The Trump administration has ordered Seminole County Public Schools to shutter a student leadership class intended to help Latino students graduate high school, saying the district “may be discriminating based on race.”
SCPS informed parents and students Friday that the “Latinos in Action” courses, offered at 10 of the district’s high schools in partnership with a nationwide nonprofit, will cease. But the district will create a new program called “Leaders in Action,” which will seek to promote some of the same goals of service and leadership.
Broward County is also shutting down its Latinos in Action courses after receiving a similar directive from the Trump administration, the South Florida Sun-Sentinel reported last week. The Orange and Osceola school districts, both of which also participate in the program, told the Orlando Sentinel Monday they have received no such order.
The federal directive comes on the heels of a broader order from the Department of Education in the spring for school districts and universities to end diversity, equity and inclusion programs as well as race-based admissions programs. Subsequent communication from the DOE has singled out other specific programs for elimination.
The Latinos in Action program, based in Utah, had been in Seminole high schools for nine years.
In a letter to Seminole, Craig Trainor, acting assistant secretary for civil rights for the U.S. Department of Education, claims the Latinos in Action program requires 80% of the class to be Latino and allows the remaining 20% to be students from any other racial or ethnic background.
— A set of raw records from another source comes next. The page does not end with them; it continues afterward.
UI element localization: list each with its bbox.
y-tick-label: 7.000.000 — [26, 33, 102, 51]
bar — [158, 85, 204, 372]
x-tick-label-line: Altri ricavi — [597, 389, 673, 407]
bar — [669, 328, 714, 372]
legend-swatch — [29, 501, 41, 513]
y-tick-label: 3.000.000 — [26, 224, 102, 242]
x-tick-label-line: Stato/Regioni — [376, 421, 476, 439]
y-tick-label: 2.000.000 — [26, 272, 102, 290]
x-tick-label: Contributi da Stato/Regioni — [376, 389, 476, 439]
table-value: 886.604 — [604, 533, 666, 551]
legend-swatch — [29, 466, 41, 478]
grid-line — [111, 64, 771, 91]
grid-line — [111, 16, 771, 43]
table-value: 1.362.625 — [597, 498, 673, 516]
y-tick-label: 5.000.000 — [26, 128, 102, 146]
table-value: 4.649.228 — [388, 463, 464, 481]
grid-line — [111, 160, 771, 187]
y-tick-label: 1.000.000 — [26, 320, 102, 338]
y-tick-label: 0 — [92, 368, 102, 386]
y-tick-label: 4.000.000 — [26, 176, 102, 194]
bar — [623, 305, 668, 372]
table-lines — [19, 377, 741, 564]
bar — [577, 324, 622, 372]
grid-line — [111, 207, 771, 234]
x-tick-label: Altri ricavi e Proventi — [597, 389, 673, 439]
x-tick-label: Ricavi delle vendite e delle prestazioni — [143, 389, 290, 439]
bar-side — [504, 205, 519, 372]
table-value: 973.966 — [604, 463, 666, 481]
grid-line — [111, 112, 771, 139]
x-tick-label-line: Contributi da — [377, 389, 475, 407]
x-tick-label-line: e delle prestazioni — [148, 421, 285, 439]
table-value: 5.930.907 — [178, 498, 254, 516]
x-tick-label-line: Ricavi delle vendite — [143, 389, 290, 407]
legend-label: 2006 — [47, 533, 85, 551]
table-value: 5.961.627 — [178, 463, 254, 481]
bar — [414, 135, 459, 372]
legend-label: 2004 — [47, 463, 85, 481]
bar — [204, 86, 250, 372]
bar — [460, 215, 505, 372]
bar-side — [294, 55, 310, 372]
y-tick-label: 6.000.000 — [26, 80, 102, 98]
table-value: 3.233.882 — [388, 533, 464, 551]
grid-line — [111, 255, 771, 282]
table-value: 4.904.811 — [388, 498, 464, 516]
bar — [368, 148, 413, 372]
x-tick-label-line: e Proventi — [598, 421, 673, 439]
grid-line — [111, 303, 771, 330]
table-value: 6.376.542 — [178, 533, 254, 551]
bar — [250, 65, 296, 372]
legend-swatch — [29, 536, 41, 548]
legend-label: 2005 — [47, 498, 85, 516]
He calls the practice “prohibited racial balancing.”
“The Latinos in Action program appears to exclude students based on race, to engage in unlawful racial balancing, and to segregate students based on race,” Trainor wrote to Seminole Superintendent Serita Beamon in a letter dated Sept. 24.
But according to the program’s website, Latinos in Action “offers an asset-based approach to bridging the graduation and opportunity gap for all students.” The website does not include the 80 percent figure and a spokesperson for Seminole schools said the program was open to all students.
Michael Ollendorff, a spokesperson for Orange County Public Schools, said the district had not received a letter like the one Seminole received from the U.S. Department of Education.
Osceola’s school district did not receive a letter either, district spokesperson Dana Schafer said Monday.
Orange has 30 middle and high schools with the program, and Osceola has 12.
Latinos in Action did not respond to a request for comment sent to the email address posted on its website.
Seminole’s “Leaders in Action” program will also be open to all students, Seminole Schools Spokesperson Katherine Crnkovich said. It will “still be a leadership course with specific emphasis on community service, building leadership, and college and career readiness skills.” The district is building the curriculum now, and the shift to the new program will happen starting after winter break.
Kristine Kraus, the chair of Seminole’s school board, wrote in a text that the district was surprised by the Trump administration letter.
“Our LIA students have an incredible bond both in and outside school,” she wrote. “We will create an even stronger program with teacher input and hopefully continue to grow the program.”